Splitting a DMA Buffer
Split points are used by the video memory manager to divide a large work item submitted by the display miniport driver into smaller work items that require less GPU resources to execute. For example, a large DMA buffer might reference a set of allocations that possibly cannot fit in local video memory or nonlocal memory. The only way to process such a work item is to divide it into multiple smaller work items that require less GPU resources.
Note DMA buffer splitting and DMA buffer preemption are different independent concepts. A display miniport driver must always support DMA buffer splitting even on a system with a GPU where DMA buffer preemption is not possible. On a system with a GPU where context save and restore is not possible, the GPU scheduler schedules split portions of a DMA buffer back to back ensuring the split portions are not interleaved with another DMA buffer from a different GPU context. However, a paging buffer should be submitted between portions of a split DMA buffer because paging operations are required between split portions of a DMA buffer. Each split point that the driver uses to build an application DMA stream is used by the video memory manager. A submitted DMA buffer should reprogram enough GPU state after each split point to account for a potential paging buffer that might be inserted at that location.
To specify split points, the display miniport driver specifies values in the SplitOffset and SlotId members of the D3DDDI_PATCHLOCATIONLIST structure for each allocation that is referenced in the AllocationIndex member of D3DDDI_PATCHLOCATIONLIST. To track allocation usage within a particular DMA buffer, the video memory manager creates the required dimensions of an array using the MaxAllocationListSlotId member of the DXGK_DRIVERCAPS structure that the driver provided through a call to its DxgkDdiQueryAdapterInfo function. This array is initialized at zero and is filled as split portion entries of the patch-location list are processed. The SlotId member of D3DDDI_PATCHLOCATIONLIST for the patch location indicates which row of the resource table must be updated while the SplitOffset member indicates the offset within the DMA buffer where the allocation is required. The DMA buffer can be run up to the point specified by SplitOffset without the resource being accessible to the GPU. Similarly, if a new patch-location split portion entry refers to the same SlotId, the previous allocation is being replaced by the new allocation, and the previous allocation is no longer required (that is, the previous allocation can be paged-out).

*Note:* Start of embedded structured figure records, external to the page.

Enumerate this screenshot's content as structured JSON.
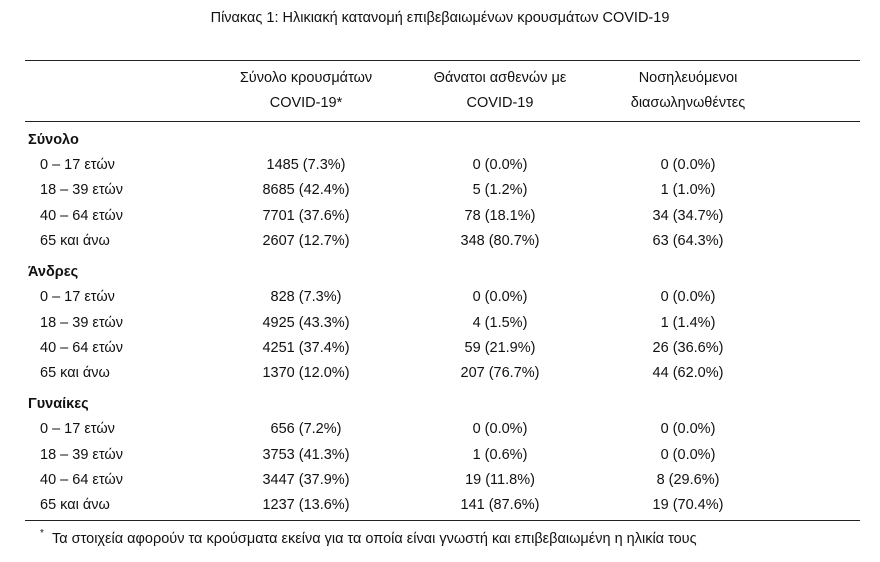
{
  "title": "Πίνακας 1: Ηλικιακή κατανομή επιβεβαιωμένων κρουσμάτων COVID-19",
  "table": {
    "header": [
      [
        "Σύνολο κρουσμάτων",
        "COVID-19*"
      ],
      [
        "Θάνατοι ασθενών με",
        "COVID-19"
      ],
      [
        "Νοσηλευόμενοι",
        "διασωληνωθέντες"
      ]
    ],
    "groups": [
      {
        "label": "Σύνολο",
        "rows": [
          [
            "0 – 17 ετών",
            "1485 (7.3%)",
            "0 (0.0%)",
            "0 (0.0%)"
          ],
          [
            "18 – 39 ετών",
            "8685 (42.4%)",
            "5 (1.2%)",
            "1 (1.0%)"
          ],
          [
            "40 – 64 ετών",
            "7701 (37.6%)",
            "78 (18.1%)",
            "34 (34.7%)"
          ],
          [
            "65 και άνω",
            "2607 (12.7%)",
            "348 (80.7%)",
            "63 (64.3%)"
          ]
        ]
      },
      {
        "label": "Άνδρες",
        "rows": [
          [
            "0 – 17 ετών",
            "828 (7.3%)",
            "0 (0.0%)",
            "0 (0.0%)"
          ],
          [
            "18 – 39 ετών",
            "4925 (43.3%)",
            "4 (1.5%)",
            "1 (1.4%)"
          ],
          [
            "40 – 64 ετών",
            "4251 (37.4%)",
            "59 (21.9%)",
            "26 (36.6%)"
          ],
          [
            "65 και άνω",
            "1370 (12.0%)",
            "207 (76.7%)",
            "44 (62.0%)"
          ]
        ]
      },
      {
        "label": "Γυναίκες",
        "rows": [
          [
            "0 – 17 ετών",
            "656 (7.2%)",
            "0 (0.0%)",
            "0 (0.0%)"
          ],
          [
            "18 – 39 ετών",
            "3753 (41.3%)",
            "1 (0.6%)",
            "0 (0.0%)"
          ],
          [
            "40 – 64 ετών",
            "3447 (37.9%)",
            "19 (11.8%)",
            "8 (29.6%)"
          ],
          [
            "65 και άνω",
            "1237 (13.6%)",
            "141 (87.6%)",
            "19 (70.4%)"
          ]
        ]
      }
    ]
  },
  "footnote": {
    "mark": "*",
    "text": "Τα στοιχεία αφορούν τα κρούσματα εκείνα για τα οποία είναι γνωστή και επιβεβαιωμένη η ηλικία τους"
  }
}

When paging in the resources required by a DMA buffer, the video memory manager processes the patch-location list by starting with the first element and moving down toward the last element. The D3DDDI_PATCHLOCATIONLIST elements that are filled by the driver must contain values in their SplitOffset members; the elements are strictly increasing (that is, allocations must appear in the order in which they are used in the stream). The video memory manager pages in allocations that are referenced in the patch-location list in the order that they are provided. When a point is reached where the video memory manager can no longer page-in an allocation due to a low memory condition, the video memory manager submits the current portion of the DMA buffer being prepared to the GPU scheduler for execution. The DMA buffer is run from the beginning of the previous split point up to the SplitOffset value that is specified for an allocation that could not be brought in. Once submitted, the video memory manager determines the list of required allocations at the current split offset in the DMA stream by using the resource table. All allocations on the table are kept at their current physical location while other allocations that are no longer in use might be evicted. The video memory manager then continues to process the patch-location list, potentially splitting multiple times again.
The driver should specify split points each time an allocation is bound or unbound. To specify that an allocation is unbound, the driver can specify a NULL allocation handle in the hDeviceSpecificAllocation member of the DXGK_ALLOCATIONLIST structure with the appropriate value in the SlotId member of the associated D3DDDI_PATCHLOCATIONLIST. The driver should unbind large resources to increase the chances that the video memory manager can solve complex memory placement issues.
Similarly, the driver should reprogram large resources at every split point. When taking a split point, the video memory manager is forced to leave a previously bound allocation to the previous allocation. This causes fragmentation of memory that can lead to a failure to solve complex memory placement issues that might have been solved if not for the previously bound allocation restriction. When calculating the state at a split point, the video memory manager determines which slot identifier (SlotId) is being reprogrammed at that split point (that is, each patch-location list element that shares the same SplitOffset value with other elements) and ignores placement restriction on this split point. For example, if the driver uses a 64-MB texture, reprogramming that texture at every split point gives the video memory manager the flexibility to move that texture around in memory between split points if necessary.